- Written by: Gulzar
- Directed by: Gulzar
- Opening theme: Aaya Re Baba
- Original language: Hindi
- No. of episodes: 20

Production
- Cinematography: Soumendu Roy

Original release
- Network: DD National
- Release: 1991

= Potli Baba Ki =

Potli Baba Ki (literally Baba's Bag, can be inferred as Baba's Tales) (1991) is an Indian children's puppet television series aired in India in 1991 on Doordarshan. It featured various fairy tales in simple language and used to give good moral messages to children. The title song "Aaya Re Baba" was sung by Vinod Sehgal and composed by Hindustani the poet and lyricist Gulzar, who was also the co-producer, director and writer of the show.

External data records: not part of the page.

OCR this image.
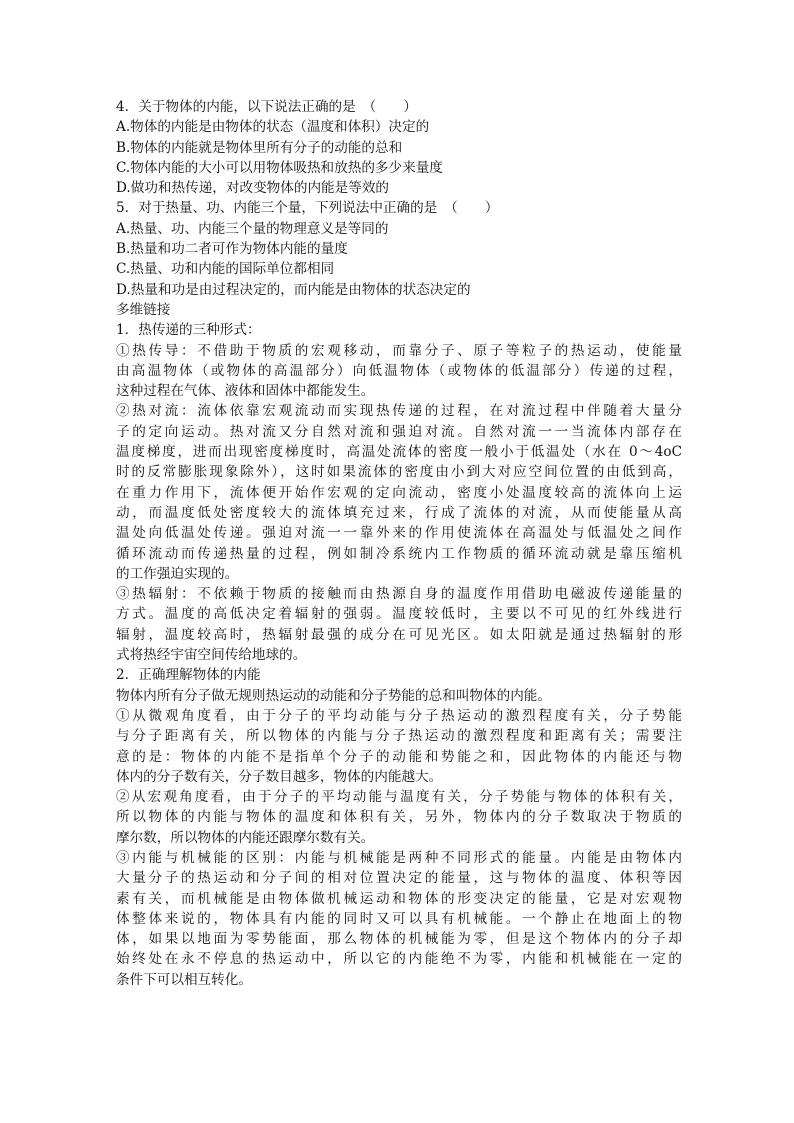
4．关于物体的内能，以下说法正确的是　（　　）
A.物体的内能是由物体的状态（温度和体积）决定的
B.物体的内能就是物体里所有分子的动能的总和
C.物体内能的大小可以用物体吸热和放热的多少来量度
D.做功和热传递，对改变物体的内能是等效的
5．对于热量、功、内能三个量，下列说法中正确的是　（　　）
A.热量、功、内能三个量的物理意义是等同的
B.热量和功二者可作为物体内能的量度
C.热量、功和内能的国际单位都相同
D.热量和功是由过程决定的，而内能是由物体的状态决定的
多维链接
1．热传递的三种形式：
①热传导：不借助于物质的宏观移动，而靠分子、原子等粒子的热运动，使能量
由高温物体（或物体的高温部分）向低温物体（或物体的低温部分）传递的过程，
这种过程在气体、液体和固体中都能发生。
②热对流：流体依靠宏观流动而实现热传递的过程，在对流过程中伴随着大量分
子的定向运动。热对流又分自然对流和强迫对流。自然对流一一当流体内部存在
温度梯度，进而出现密度梯度时，高温处流体的密度一般小于低温处（水在 0～4oC
时的反常膨胀现象除外），这时如果流体的密度由小到大对应空间位置的由低到高，
在重力作用下，流体便开始作宏观的定向流动，密度小处温度较高的流体向上运
动，而温度低处密度较大的流体填充过来，行成了流体的对流，从而使能量从高
温处向低温处传递。强迫对流一一靠外来的作用使流体在高温处与低温处之间作
循环流动而传递热量的过程，例如制冷系统内工作物质的循环流动就是靠压缩机
的工作强迫实现的。
③热辐射：不依赖于物质的接触而由热源自身的温度作用借助电磁波传递能量的
方式。温度的高低决定着辐射的强弱。温度较低时，主要以不可见的红外线进行
辐射，温度较高时，热辐射最强的成分在可见光区。如太阳就是通过热辐射的形
式将热经宇宙空间传给地球的。
2．正确理解物体的内能
物体内所有分子做无规则热运动的动能和分子势能的总和叫物体的内能。
①从微观角度看，由于分子的平均动能与分子热运动的激烈程度有关，分子势能
与分子距离有关，所以物体的内能与分子热运动的激烈程度和距离有关；需要注
意的是：物体的内能不是指单个分子的动能和势能之和，因此物体的内能还与物
体内的分子数有关，分子数目越多，物体的内能越大。
②从宏观角度看，由于分子的平均动能与温度有关，分子势能与物体的体积有关，
所以物体的内能与物体的温度和体积有关，另外，物体内的分子数取决于物质的
摩尔数，所以物体的内能还跟摩尔数有关。
③内能与机械能的区别：内能与机械能是两种不同形式的能量。内能是由物体内
大量分子的热运动和分子间的相对位置决定的能量，这与物体的温度、体积等因
素有关，而机械能是由物体做机械运动和物体的形变决定的能量，它是对宏观物
体整体来说的，物体具有内能的同时又可以具有机械能。一个静止在地面上的物
体，如果以地面为零势能面，那么物体的机械能为零，但是这个物体内的分子却
始终处在永不停息的热运动中，所以它的内能绝不为零，内能和机械能在一定的
条件下可以相互转化。
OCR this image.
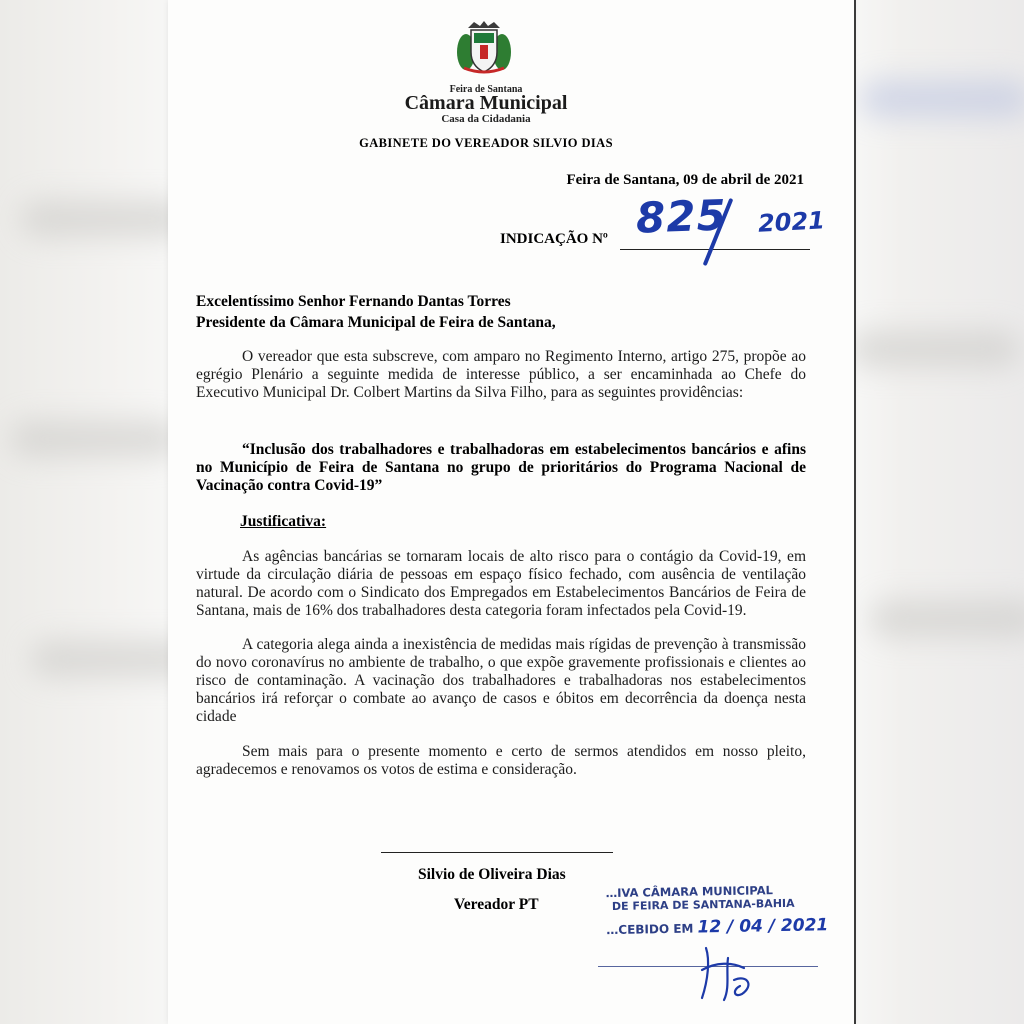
Feira de Santana
Câmara Municipal
Casa da Cidadania
GABINETE DO VEREADOR SILVIO DIAS
Feira de Santana, 09 de abril de 2021
INDICAÇÃO Nº 825 2021
Excelentíssimo Senhor Fernando Dantas Torres
Presidente da Câmara Municipal de Feira de Santana,
O vereador que esta subscreve, com amparo no Regimento Interno, artigo 275, propõe ao egrégio Plenário a seguinte medida de interesse público, a ser encaminhada ao Chefe do Executivo Municipal Dr. Colbert Martins da Silva Filho, para as seguintes providências:
“Inclusão dos trabalhadores e trabalhadoras em estabelecimentos bancários e afins no Município de Feira de Santana no grupo de prioritários do Programa Nacional de Vacinação contra Covid-19”
Justificativa:
As agências bancárias se tornaram locais de alto risco para o contágio da Covid-19, em virtude da circulação diária de pessoas em espaço físico fechado, com ausência de ventilação natural. De acordo com o Sindicato dos Empregados em Estabelecimentos Bancários de Feira de Santana, mais de 16% dos trabalhadores desta categoria foram infectados pela Covid-19.
A categoria alega ainda a inexistência de medidas mais rígidas de prevenção à transmissão do novo coronavírus no ambiente de trabalho, o que expõe gravemente profissionais e clientes ao risco de contaminação. A vacinação dos trabalhadores e trabalhadoras nos estabelecimentos bancários irá reforçar o combate ao avanço de casos e óbitos em decorrência da doença nesta cidade
Sem mais para o presente momento e certo de sermos atendidos em nosso pleito, agradecemos e renovamos os votos de estima e consideração.
Silvio de Oliveira Dias
Vereador PT
…IVA CÂMARA MUNICIPAL
DE FEIRA DE SANTANA-BAHIA
…CEBIDO EM 12 / 04 / 2021
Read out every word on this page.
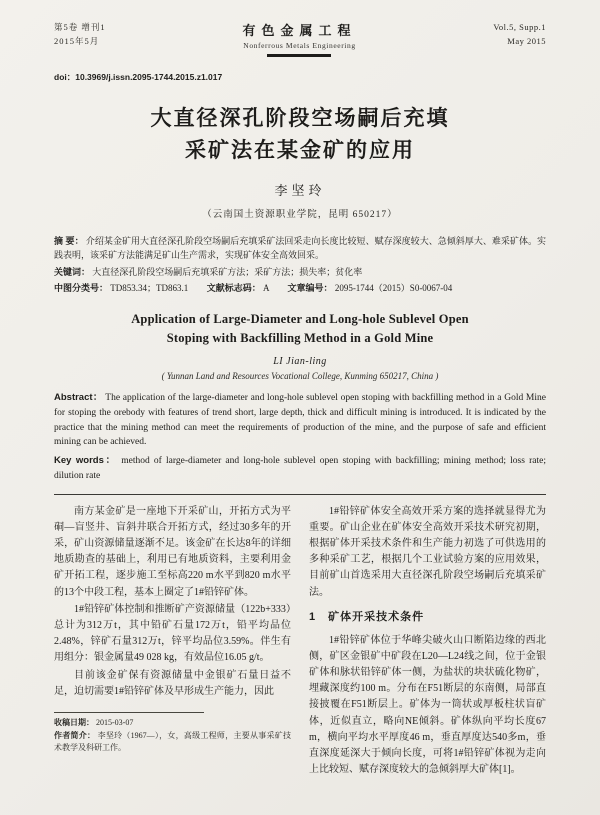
第5卷 增刊1
2015年5月
有色金属工程
Nonferrous Metals Engineering
Vol.5, Supp.1
May 2015
doi：10.3969/j.issn.2095-1744.2015.z1.017
大直径深孔阶段空场嗣后充填
采矿法在某金矿的应用
李坚玲
（云南国土资源职业学院，昆明 650217）
摘 要： 介绍某金矿用大直径深孔阶段空场嗣后充填采矿法回采走向长度比较短、赋存深度较大、急倾斜厚大、难采矿体。实践表明，该采矿方法能满足矿山生产需求，实现矿体安全高效回采。
关键词： 大直径深孔阶段空场嗣后充填采矿方法；采矿方法；损失率；贫化率
中图分类号： TD853.34；TD863.1 文献标志码： A 文章编号： 2095-1744（2015）S0-0067-04
Application of Large-Diameter and Long-hole Sublevel Open
Stoping with Backfilling Method in a Gold Mine
LI Jian-ling
( Yunnan Land and Resources Vocational College, Kunming 650217, China )
Abstract： The application of the large-diameter and long-hole sublevel open stoping with backfilling method in a Gold Mine for stoping the orebody with features of trend short, large depth, thick and difficult mining is introduced. It is indicated by the practice that the mining method can meet the requirements of production of the mine, and the purpose of safe and efficient mining can be achieved.
Key words： method of large-diameter and long-hole sublevel open stoping with backfilling; mining method; loss rate; dilution rate

南方某金矿是一座地下开采矿山，开拓方式为平硐—盲竖井、盲斜井联合开拓方式，经过30多年的开采，矿山资源储量逐渐不足。该金矿在长达8年的详细地质勘查的基础上，利用已有地质资料，主要利用金矿开拓工程，逐步施工至标高220 m水平到820 m水平的13个中段工程，基本上圈定了1#铅锌矿体。

1#铅锌矿体控制和推断矿产资源储量（122b+333）总计为312万t，其中铅矿石量172万t，铅平均品位2.48%，锌矿石量312万t，锌平均品位3.59%。伴生有用组分：银金属量49 028 kg，有效品位16.05 g/t。

目前该金矿保有资源储量中金银矿石量日益不足，迫切需要1#铅锌矿体及早形成生产能力，因此

收稿日期： 2015-03-07
作者简介： 李坚玲（1967—），女，高级工程师，主要从事采矿技术教学及科研工作。

1#铅锌矿体安全高效开采方案的选择就显得尤为重要。矿山企业在矿体安全高效开采技术研究初期，根据矿体开采技术条件和生产能力初选了可供选用的多种采矿工艺，根据几个工业试验方案的应用效果，目前矿山首选采用大直径深孔阶段空场嗣后充填采矿法。

1　矿体开采技术条件

1#铅锌矿体位于华峰尖破火山口断陷边缘的西北侧，矿区金银矿中矿段在L20—L24线之间，位于金银矿体和脉状铅锌矿体一侧，为盐状的块状硫化物矿，埋藏深度约100 m。分布在F51断层的东南侧，局部直接披覆在F51断层上。矿体为一筒状或厚板柱状盲矿体，近似直立，略向NE倾斜。矿体纵向平均长度67 m，横向平均水平厚度46 m，垂直厚度达540多m，垂直深度延深大于倾向长度，可将1#铅锌矿体视为走向上比较短、赋存深度较大的急倾斜厚大矿体[1]。
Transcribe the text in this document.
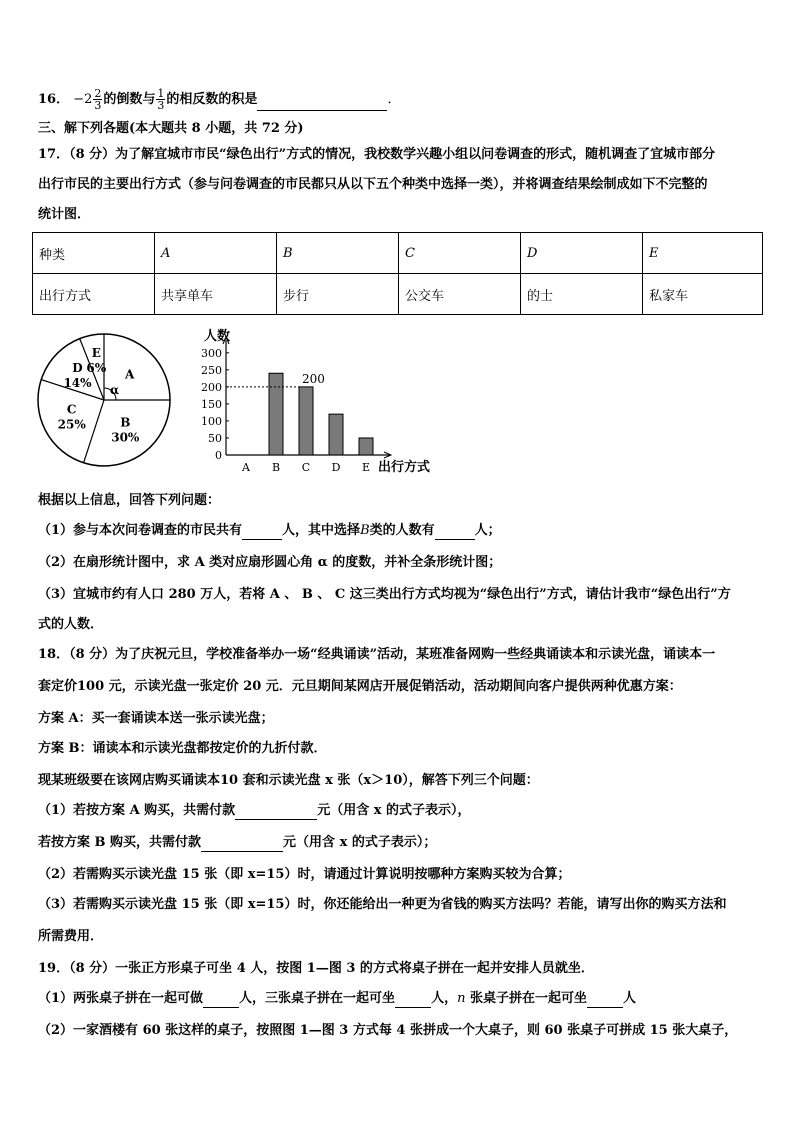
16． $-2 \frac{2}{3}$ 的倒数与 $\frac{1}{3}$ 的相反数的积是	．
三、解下列各题(本大题共 8 小题，共 72 分)
17．（8 分）为了解宜城市市民“绿色出行”方式的情况，我校数学兴趣小组以问卷调查的形式，随机调查了宜城市部分
出行市民的主要出行方式（参与问卷调查的市民都只从以下五个种类中选择一类），并将调查结果绘制成如下不完整的
统计图．
种类	A	B	C	D	E
出行方式	共享单车	步行	公交车	的士	私家车
A
B
30%
C
25%
D
14%
E
6%
α
人数
出行方式
0
50
100
150
200
250
300
A B C D E
200
根据以上信息，回答下列问题：
（1）参与本次问卷调查的市民共有	人，其中选择B类的人数有	人；
（2）在扇形统计图中，求 A 类对应扇形圆心角 α 的度数，并补全条形统计图；
（3）宜城市约有人口 280 万人，若将 A 、 B 、 C 这三类出行方式均视为“绿色出行”方式，请估计我市“绿色出行”方
式的人数．
18．（8 分）为了庆祝元旦，学校准备举办一场“经典诵读”活动，某班准备网购一些经典诵读本和示读光盘，诵读本一
套定价100 元，示读光盘一张定价 20 元．元旦期间某网店开展促销活动，活动期间向客户提供两种优惠方案：
方案 A：买一套诵读本送一张示读光盘；
方案 B：诵读本和示读光盘都按定价的九折付款．
现某班级要在该网店购买诵读本10 套和示读光盘 x 张（x＞10），解答下列三个问题：
（1）若按方案 A 购买，共需付款	元（用含 x 的式子表示），
若按方案 B 购买，共需付款	元（用含 x 的式子表示）；
（2）若需购买示读光盘 15 张（即 x=15）时，请通过计算说明按哪种方案购买较为合算；
（3）若需购买示读光盘 15 张（即 x=15）时，你还能给出一种更为省钱的购买方法吗？若能，请写出你的购买方法和
所需费用．
19．（8 分）一张正方形桌子可坐 4 人，按图 1—图 3 的方式将桌子拼在一起并安排人员就坐．
（1）两张桌子拼在一起可做	人，三张桌子拼在一起可坐	人，n 张桌子拼在一起可坐	人
（2）一家酒楼有 60 张这样的桌子，按照图 1—图 3 方式每 4 张拼成一个大桌子，则 60 张桌子可拼成 15 张大桌子，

The series has two parts: "Ali Baba and the Forty Thieves" (ten episodes) and "Aladdin and the Magic Lamp" (ten episodes).

== Synopsis ==
The series has a story-teller in the form of an old man called as 'Baba' — who in his 'Potli' has various stories. The old story-teller, Chhenu ki Jhunnu ka Baba, living in Ghungar village, collects stories and fables which his mother has left hidden under rocks. Baba's peculiarity is that is growing younger day-by-day and once he will find all the stories he will be a child.